Et, comme d'autres, John Valadez a évolué: au départ, "jeune Mexicain Américain tentant de devenir un artiste", il est maintenant "un Chicano qui fait de l'art". "Les artistes très politiques au commencement ont ensuite développé leurs visions très personnelles", résume Cheech Marin.

De cette évolution témoigne le bouquet final de l'exposition avec les très contemporains Sonia Romero, Albert Lopez Jr, Carlos Donjuan, tous dans la trentaine et maîtrisant toutes sortes de techniques, de la classique huile sur toile à la sérigraphie en passant par le bois.

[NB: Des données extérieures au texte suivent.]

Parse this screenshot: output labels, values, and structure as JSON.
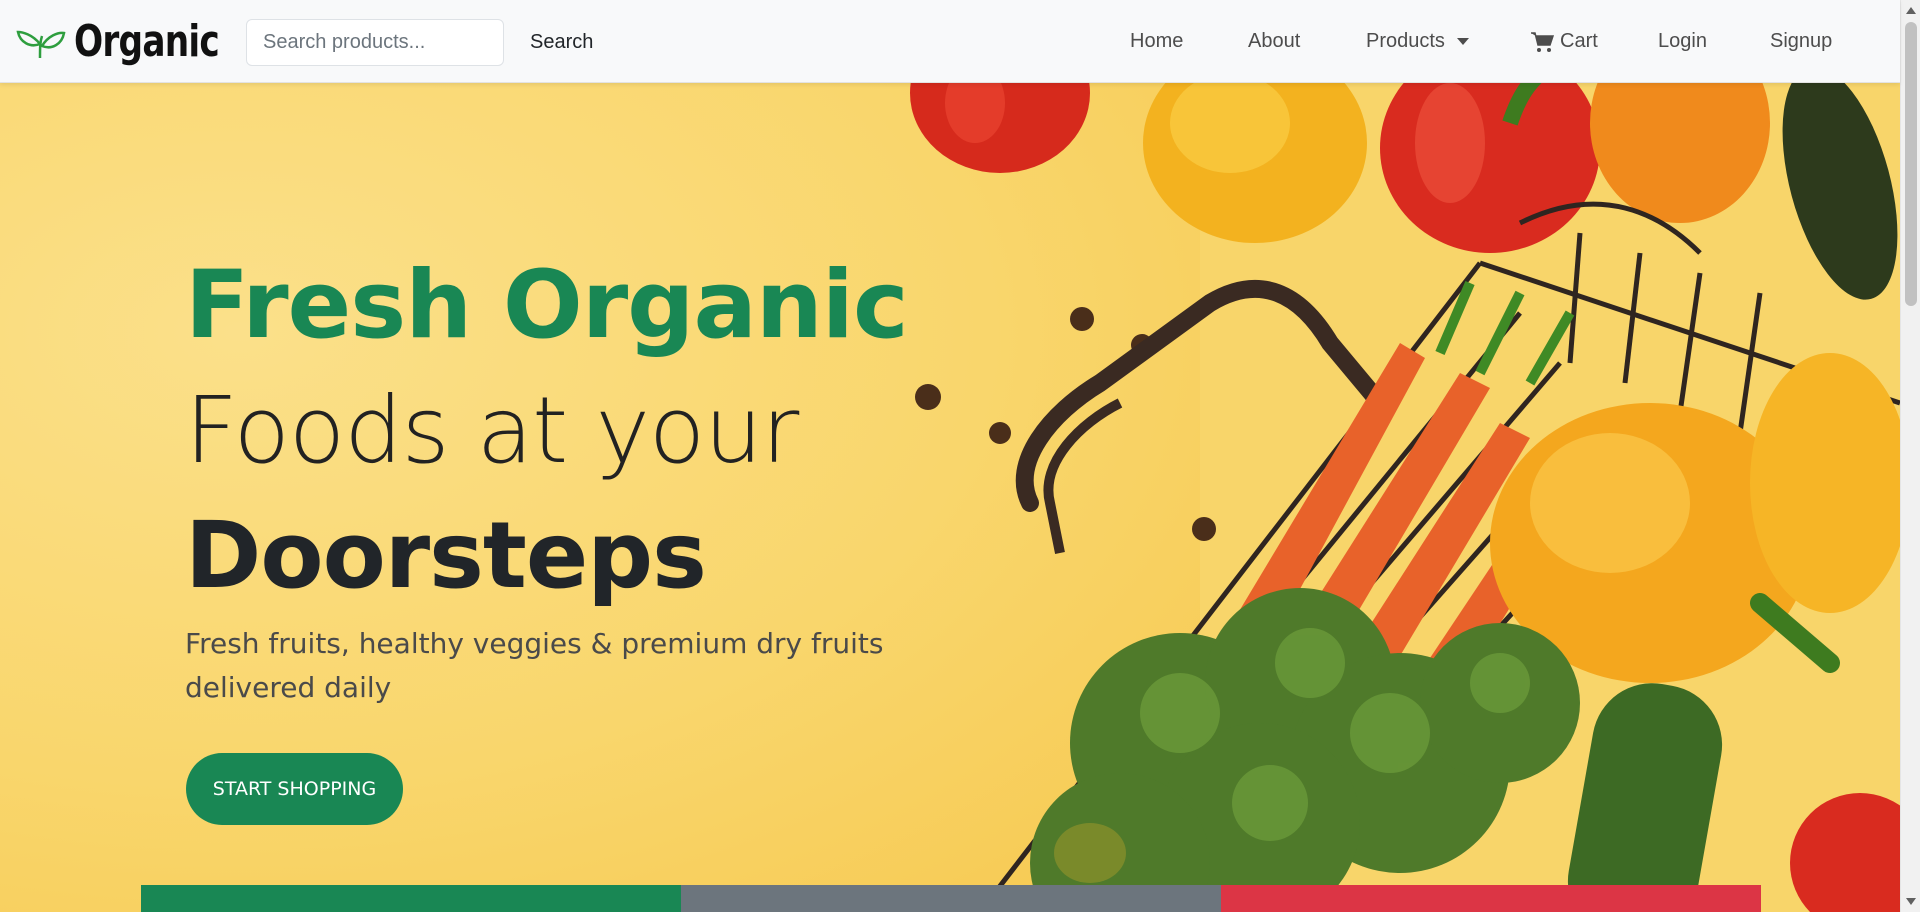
{
  "brand": {
    "name": "Organic",
    "icon": "leaf-sprout-icon",
    "icon_color": "#2e9e3e"
  },
  "search": {
    "placeholder": "Search products...",
    "button_label": "Search"
  },
  "nav": {
    "home": "Home",
    "about": "About",
    "products": "Products",
    "cart": "Cart",
    "login": "Login",
    "signup": "Signup",
    "cart_icon": "shopping-cart-icon",
    "products_icon": "caret-down-icon"
  },
  "hero": {
    "line1": "Fresh Organic",
    "line2": "Foods at your",
    "line3": "Doorsteps",
    "subtext": "Fresh fruits, healthy veggies & premium dry fruits delivered daily",
    "cta_label": "START SHOPPING",
    "background_color": "#f8d56a",
    "accent_color": "#198754"
  },
  "color_strip": [
    "#198754",
    "#6c757d",
    "#dc3545"
  ]
}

Un homme en tenue de rue et au masque de tigre vert et blanc, de Carlos Donjuan, amène aux incroyables tableaux de Shizu Saldamando, raffinée comme sa mère descendante de Japonais et intense comme son père mexicain, militant de la cause amérindienne. Deux femmes s'embrassent sur un fond en feuilles d'or. Un Chicano au bras tatoué "mi unico amor" ("mon seul amour") a trouvé sa parfaite couleur de peau dans le bois utilisé comme support.